I mean, yes, I have had some very nice times, wonderful experiences, loved spending time with the family and such. But the past couple of days, with the pain so dramatically less, I feel like a switch has gone back on in my brain. Like I woke up. Like I am alive again.
I know it sounds hokey, but it's true. When you're in chronic, daily/hourly/sometimes minute-by-minute pain, just *experiencing* that pain takes up a huge amount of brainpower... of attention. And then the thinking about fixing it, about how to escape the pain, becomes a preoccupation. All that hurting and limping and not-being-able... all that wondering and wishing and researching and stressing... it soaks into your awareness like water into a sponge, leaving a lot less energy and focus for anything else.

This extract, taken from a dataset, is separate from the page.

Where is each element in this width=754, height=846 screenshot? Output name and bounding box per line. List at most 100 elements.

How many days has it been now? Two? Three? I don't even know, because instead of constantly counting the days I have been hurting, I was busy living! I FORGOT I had plantar fasciitis today! It was astounding the moment I remembered, after being on my feet for much of the morning and then suddenly it was like... "wait, where's my pain?? It's not there!" It was an amazing realization that I know you will understand if you have ever had relief from something longstanding like this.
Yes, my left foot still aches some, but it's the kind of pain that is rather easily ignored. Not sharp or debilitating... just an ache. It doesn't even register on my consciousness when I am busy focusing on something else. Having less than half the pain in that foot, and NO pain in the right foot (which was my more painful foot) is *quite* tolerable! The right foot had a slight burning feeling for a short time today, but that's it. Nothing more.

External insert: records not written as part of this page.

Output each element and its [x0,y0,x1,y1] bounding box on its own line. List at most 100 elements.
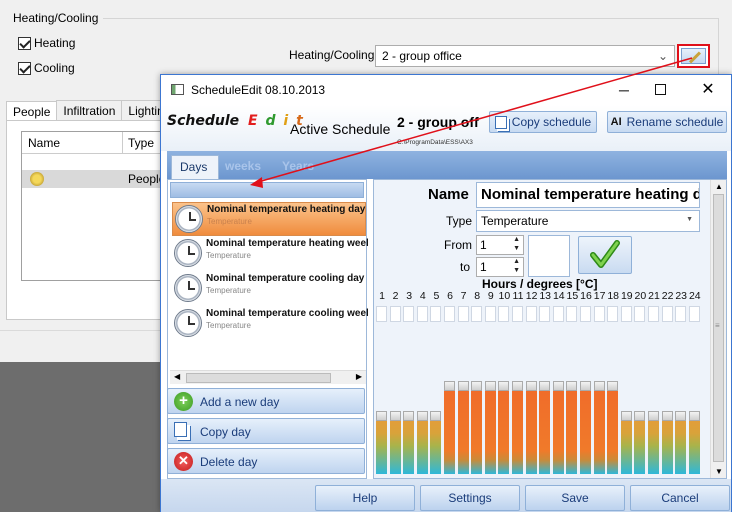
scroll-thumb[interactable] [186,373,331,383]
hour-bar[interactable] [498,381,510,474]
value-box[interactable] [528,235,570,277]
hour-bar[interactable] [484,381,496,474]
hour-bar[interactable] [389,411,401,474]
hour-value-cell[interactable] [566,306,578,322]
hour-value-cell[interactable] [430,306,442,322]
tab-infiltration[interactable]: Infiltration [56,100,123,121]
hour-bar-handle[interactable] [688,411,700,421]
list-item[interactable]: Nominal temperature heating week Tempera… [172,237,368,271]
hour-bar[interactable] [444,381,455,474]
scroll-down-icon[interactable]: ▼ [715,467,723,476]
hour-bar-handle[interactable] [512,381,523,391]
hour-bar-handle[interactable] [471,381,483,391]
hour-value-cell[interactable] [525,306,537,322]
help-button[interactable]: Help [315,485,415,511]
hour-bar-handle[interactable] [403,411,415,421]
hour-bar[interactable] [593,381,605,474]
spin-up-icon[interactable]: ▲ [513,236,520,243]
hour-value-cell[interactable] [539,306,551,322]
tab-people[interactable]: People [6,101,58,122]
hour-value-cell[interactable] [471,306,483,322]
to-spinner[interactable]: 1 ▲ ▼ [476,257,524,277]
tab-days[interactable]: Days [171,155,219,179]
hour-value-cell[interactable] [688,306,700,322]
hour-bar-handle[interactable] [525,381,537,391]
hour-bar-handle[interactable] [593,381,605,391]
editor-vscrollbar[interactable]: ▲ ≡ ▼ [710,180,726,478]
hour-value-cell[interactable] [389,306,401,322]
hour-bar[interactable] [552,381,564,474]
hour-bar-handle[interactable] [580,381,591,391]
hour-bar-handle[interactable] [634,411,646,421]
hour-bar[interactable] [471,381,483,474]
hour-value-cell[interactable] [376,306,387,322]
hour-bar-handle[interactable] [539,381,551,391]
hour-bar-handle[interactable] [620,411,632,421]
maximize-icon[interactable] [655,84,666,95]
hour-bar[interactable] [688,411,700,474]
grid-row[interactable]: People [22,170,165,188]
hour-bar-handle[interactable] [430,411,442,421]
tab-weeks[interactable]: weeks [225,159,261,173]
hour-bar[interactable] [607,381,619,474]
hour-bar-handle[interactable] [484,381,496,391]
hour-bar[interactable] [566,381,578,474]
grid-header-name[interactable]: Name [28,136,60,150]
hour-bar[interactable] [376,411,387,474]
edit-schedule-button[interactable] [677,44,710,68]
spin-up-icon[interactable]: ▲ [513,258,520,265]
type-select[interactable]: Temperature ▼ [476,210,700,232]
hour-bar-handle[interactable] [675,411,687,421]
hour-value-cell[interactable] [403,306,415,322]
add-day-button[interactable]: + Add a new day [167,388,365,414]
spin-down-icon[interactable]: ▼ [513,267,520,274]
hour-value-cell[interactable] [675,306,687,322]
hour-bar-handle[interactable] [661,411,673,421]
hour-value-cell[interactable] [457,306,469,322]
hour-value-cell[interactable] [593,306,605,322]
list-header-bar[interactable] [170,182,364,198]
scroll-up-icon[interactable]: ▲ [715,182,723,191]
hour-bar[interactable] [416,411,428,474]
hour-value-cell[interactable] [648,306,659,322]
scroll-thumb[interactable]: ≡ [713,194,724,462]
close-icon[interactable]: ✕ [700,79,716,98]
hour-value-cell[interactable] [552,306,564,322]
list-hscrollbar[interactable]: ◀ ▶ [170,370,366,384]
delete-day-button[interactable]: ✕ Delete day [167,448,365,474]
hour-bar-handle[interactable] [607,381,619,391]
hour-bar[interactable] [539,381,551,474]
list-item[interactable]: Nominal temperature cooling day Temperat… [172,272,366,306]
hour-value-cell[interactable] [634,306,646,322]
list-item[interactable]: Nominal temperature cooling week Tempera… [172,307,368,341]
hour-bar-handle[interactable] [416,411,428,421]
hour-bar-handle[interactable] [648,411,659,421]
heating-checkbox[interactable] [18,36,31,50]
hour-bar-handle[interactable] [389,411,401,421]
cooling-checkbox[interactable] [18,61,31,75]
hour-bar[interactable] [512,381,523,474]
hour-bar[interactable] [620,411,632,474]
hour-value-cell[interactable] [484,306,496,322]
list-item[interactable]: Nominal temperature heating day Temperat… [172,202,366,236]
schedule-combo[interactable]: 2 - group office ⌄ [375,45,675,67]
copy-schedule-button[interactable]: Copy schedule [489,111,597,133]
hour-bar[interactable] [675,411,687,474]
hour-bar-handle[interactable] [457,381,469,391]
hour-bar[interactable] [525,381,537,474]
save-button[interactable]: Save [525,485,625,511]
copy-day-button[interactable]: Copy day [167,418,365,444]
hour-value-cell[interactable] [607,306,619,322]
hour-value-cell[interactable] [444,306,455,322]
hour-value-cell[interactable] [498,306,510,322]
grid-header-type[interactable]: Type [128,136,154,150]
hour-bar-handle[interactable] [376,411,387,421]
ok-button[interactable] [578,236,632,274]
hour-bar-handle[interactable] [498,381,510,391]
hour-bar[interactable] [661,411,673,474]
hour-value-cell[interactable] [580,306,591,322]
hour-bar[interactable] [403,411,415,474]
heating-checkbox-row[interactable]: Heating [18,36,75,50]
hour-bar[interactable] [457,381,469,474]
hour-bar[interactable] [648,411,659,474]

Oh, I know this could wear off in a few weeks. This could just be temporary. But I am relishing it! It is SO GOOD to be free. I am just so happy to have not only my life without excessive pain back, but also to have my brain back. I did not even realize how wrapped up in my head I was about the pain. I feel like I just got out of a cage.
School is out, dance is over for the summer, and I am going to be spending a lot less time in this recliner! I have been chained to it out of necessity over the past year, and now I just want to get away from it and do active things with the kids and dogs. I won't go overboard or increase activity too quickly, but I sure am going to do what I can! This means I won't be online as much, either. My kids and dogs and I have lots to do this summer! I will still post, but if I go a few days or a week between posts, don't worry. I'll just be busy NOT being in pain and restricted to inactivity.
I am so happy. I truly pray this is a lasting solution.